Я, улыбаясь, смотрел на него: Николай Бутафоров! Мой напарник на строительстве техникума… Сколько потов он тогда с меня согнал! Последние три года, что я учился в техникуме, мы крепко сдружились с ним. Ездили вместе на мотоцикле рыбачить, летом спали у него на сеновале, вместе увлекались фотографией…

— Кто бы мог подумать, что из тебя получится директор крупнейшего завода! — говорил Николай. — Вроде бы смолоду ты никакими особыми талантами не отличался…

— Я тоже считал, что твой конек — это кирпичи класть на стену, — отпарировал я.

— Мы ведь хотели директором поставить своего, местного человека… Так в министерстве заупрямились: завод сложный, кругом автоматика. Мы пришлем своего, опытного, талантливого работника — и называют твою фамилию… Ей-богу, я подумал, что это просто твой однофамилец… Могло ли мне в голову прийти, что Максим Бобцов — мой однокашник, мечтатель и лирик — стал крупным организатором?

— Какой я буду организатор, это еще неизвестно, — заметил я. — А вот лириком остался — это точно. Вместо того, чтобы сразу — на завод, я весь день шлялся по городу…

— И даже не зашел первым делом представиться начальству…

— Это какой-то рок! — в притворном ужасе воскликнул я. — Через двадцать лет я снова попадаю под твое начало! Бежать, бежать мз этого города!..

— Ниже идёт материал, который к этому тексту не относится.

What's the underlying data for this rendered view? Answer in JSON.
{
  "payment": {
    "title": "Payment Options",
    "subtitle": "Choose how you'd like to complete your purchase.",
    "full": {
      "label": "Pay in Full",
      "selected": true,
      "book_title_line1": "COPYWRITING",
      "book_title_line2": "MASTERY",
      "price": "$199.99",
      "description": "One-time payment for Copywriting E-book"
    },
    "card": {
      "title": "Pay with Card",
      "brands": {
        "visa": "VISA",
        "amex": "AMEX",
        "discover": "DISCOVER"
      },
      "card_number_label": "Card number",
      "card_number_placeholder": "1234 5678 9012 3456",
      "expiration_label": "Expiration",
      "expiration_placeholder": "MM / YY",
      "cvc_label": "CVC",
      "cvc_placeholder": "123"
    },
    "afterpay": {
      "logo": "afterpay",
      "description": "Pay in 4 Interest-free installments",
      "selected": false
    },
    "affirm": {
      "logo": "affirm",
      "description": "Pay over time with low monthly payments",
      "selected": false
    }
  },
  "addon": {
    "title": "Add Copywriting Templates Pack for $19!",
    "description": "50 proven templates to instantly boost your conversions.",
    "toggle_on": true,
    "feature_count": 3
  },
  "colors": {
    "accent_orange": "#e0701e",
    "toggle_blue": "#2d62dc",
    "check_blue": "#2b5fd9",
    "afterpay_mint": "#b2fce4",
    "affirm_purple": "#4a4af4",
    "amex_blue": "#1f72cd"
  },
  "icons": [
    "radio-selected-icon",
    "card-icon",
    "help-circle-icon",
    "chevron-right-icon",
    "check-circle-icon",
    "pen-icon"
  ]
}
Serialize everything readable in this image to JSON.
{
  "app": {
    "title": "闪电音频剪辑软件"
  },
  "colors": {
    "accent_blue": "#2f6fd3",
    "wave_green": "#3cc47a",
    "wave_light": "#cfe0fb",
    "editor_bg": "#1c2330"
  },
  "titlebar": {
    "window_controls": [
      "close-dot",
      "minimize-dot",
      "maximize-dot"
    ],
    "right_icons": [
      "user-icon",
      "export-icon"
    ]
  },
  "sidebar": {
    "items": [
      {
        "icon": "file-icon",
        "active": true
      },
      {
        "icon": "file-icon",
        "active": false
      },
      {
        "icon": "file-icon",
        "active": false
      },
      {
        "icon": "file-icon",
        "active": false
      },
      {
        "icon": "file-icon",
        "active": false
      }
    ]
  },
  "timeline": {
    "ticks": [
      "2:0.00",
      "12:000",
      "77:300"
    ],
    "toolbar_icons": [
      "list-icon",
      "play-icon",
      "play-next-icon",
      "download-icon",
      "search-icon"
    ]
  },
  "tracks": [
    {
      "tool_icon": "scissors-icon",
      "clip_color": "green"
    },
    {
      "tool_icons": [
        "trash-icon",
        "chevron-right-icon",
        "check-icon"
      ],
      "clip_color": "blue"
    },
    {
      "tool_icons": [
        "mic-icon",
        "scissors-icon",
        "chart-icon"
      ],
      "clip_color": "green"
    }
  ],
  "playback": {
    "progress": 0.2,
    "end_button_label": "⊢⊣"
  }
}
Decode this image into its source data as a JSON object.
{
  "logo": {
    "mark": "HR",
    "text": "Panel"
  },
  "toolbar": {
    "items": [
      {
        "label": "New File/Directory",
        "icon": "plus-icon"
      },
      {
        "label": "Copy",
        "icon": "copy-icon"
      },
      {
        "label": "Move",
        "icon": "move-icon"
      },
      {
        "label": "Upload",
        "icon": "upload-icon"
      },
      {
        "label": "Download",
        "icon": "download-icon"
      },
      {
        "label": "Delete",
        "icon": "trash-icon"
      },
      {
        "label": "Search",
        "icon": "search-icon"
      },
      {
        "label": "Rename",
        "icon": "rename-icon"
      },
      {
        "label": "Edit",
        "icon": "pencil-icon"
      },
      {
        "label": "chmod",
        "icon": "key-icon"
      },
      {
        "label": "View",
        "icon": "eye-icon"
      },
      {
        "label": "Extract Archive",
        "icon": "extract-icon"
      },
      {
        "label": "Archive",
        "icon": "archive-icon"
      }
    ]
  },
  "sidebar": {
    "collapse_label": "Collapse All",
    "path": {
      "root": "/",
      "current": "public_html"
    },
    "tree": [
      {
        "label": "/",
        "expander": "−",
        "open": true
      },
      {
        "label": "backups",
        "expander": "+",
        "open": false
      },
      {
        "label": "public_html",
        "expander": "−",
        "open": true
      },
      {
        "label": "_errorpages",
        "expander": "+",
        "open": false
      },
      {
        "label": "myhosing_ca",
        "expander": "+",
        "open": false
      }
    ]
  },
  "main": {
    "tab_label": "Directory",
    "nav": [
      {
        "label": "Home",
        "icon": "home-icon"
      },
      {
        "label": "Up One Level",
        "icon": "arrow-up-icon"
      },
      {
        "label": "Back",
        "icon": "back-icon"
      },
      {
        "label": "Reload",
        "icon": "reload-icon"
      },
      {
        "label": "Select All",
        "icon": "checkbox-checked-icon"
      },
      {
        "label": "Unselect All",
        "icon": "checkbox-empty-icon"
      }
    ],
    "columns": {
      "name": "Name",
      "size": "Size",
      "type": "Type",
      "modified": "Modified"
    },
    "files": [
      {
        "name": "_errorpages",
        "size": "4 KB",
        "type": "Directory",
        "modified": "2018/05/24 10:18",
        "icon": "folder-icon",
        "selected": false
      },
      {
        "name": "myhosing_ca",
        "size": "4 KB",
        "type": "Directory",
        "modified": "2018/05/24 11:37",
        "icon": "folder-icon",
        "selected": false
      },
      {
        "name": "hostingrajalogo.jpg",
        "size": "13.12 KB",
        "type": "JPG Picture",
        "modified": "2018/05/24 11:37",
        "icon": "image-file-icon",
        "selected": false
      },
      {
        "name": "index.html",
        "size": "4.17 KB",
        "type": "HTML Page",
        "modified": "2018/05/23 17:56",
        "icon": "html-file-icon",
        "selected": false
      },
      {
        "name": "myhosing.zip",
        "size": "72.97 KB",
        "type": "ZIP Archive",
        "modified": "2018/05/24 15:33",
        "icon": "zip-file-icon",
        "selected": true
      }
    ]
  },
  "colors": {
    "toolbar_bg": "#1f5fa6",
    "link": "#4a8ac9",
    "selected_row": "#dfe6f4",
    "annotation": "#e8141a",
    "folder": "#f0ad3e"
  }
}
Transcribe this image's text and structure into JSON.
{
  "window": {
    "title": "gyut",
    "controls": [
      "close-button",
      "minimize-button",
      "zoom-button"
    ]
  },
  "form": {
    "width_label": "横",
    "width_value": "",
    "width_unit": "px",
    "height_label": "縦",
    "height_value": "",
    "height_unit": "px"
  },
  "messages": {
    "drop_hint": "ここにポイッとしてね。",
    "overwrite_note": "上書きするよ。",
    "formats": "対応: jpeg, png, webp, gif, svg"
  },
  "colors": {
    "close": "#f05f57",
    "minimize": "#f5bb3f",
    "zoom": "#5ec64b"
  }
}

— Разве я был плохим начальником? — улыбнулся Николай. — Кто тебя в техникуме спас от справедливого возмездия, когда ты впутался в какую-то аферу?

— Спаси меня еще раз, — сказал я, вспомнив, что с утра крошки во рту не было. — Умираю с голоду… Хотя бы чашку чая и бутерброд.

— Теперь понятно, почему ты такой молодой! — загремел Бутафоров — голос у него и раньше был басистый, а сейчас еще больше огрубел. — Вместо водки гоняешь чаи?! — Он снял трубку и пророкотал: — Машенька, накрой-ка стол… Встретил, встретил… Где он был? От меня весь день прятался… На Дятлинке загорал… Сейчас тебе привезу этого красавца!

Он повесил трубку и весело посмотрел на меня.

— Женка ждет! Коньяк в холодильнике…

— А это ты зря, — сказал я.

— И вправду не пьешь? — удивился Николай.

— Я говорю, зря коньяк ставишь в холодильник, — улыбнулся я. — Сухое вино, шампанское, водку — это другое дело, а холодный коньяк теряет свои вкусовые качества…

— Гляди, какой специалист! — подивился Николай и подозрительно покосился на меня. — А ты, часом, браток, не того… не увлекаешься?

— Ишь тебя бросает из одной крайности в другую… — рассмеялся я. — А что, если, допустим, я зашибаю, на бюро обсудишь?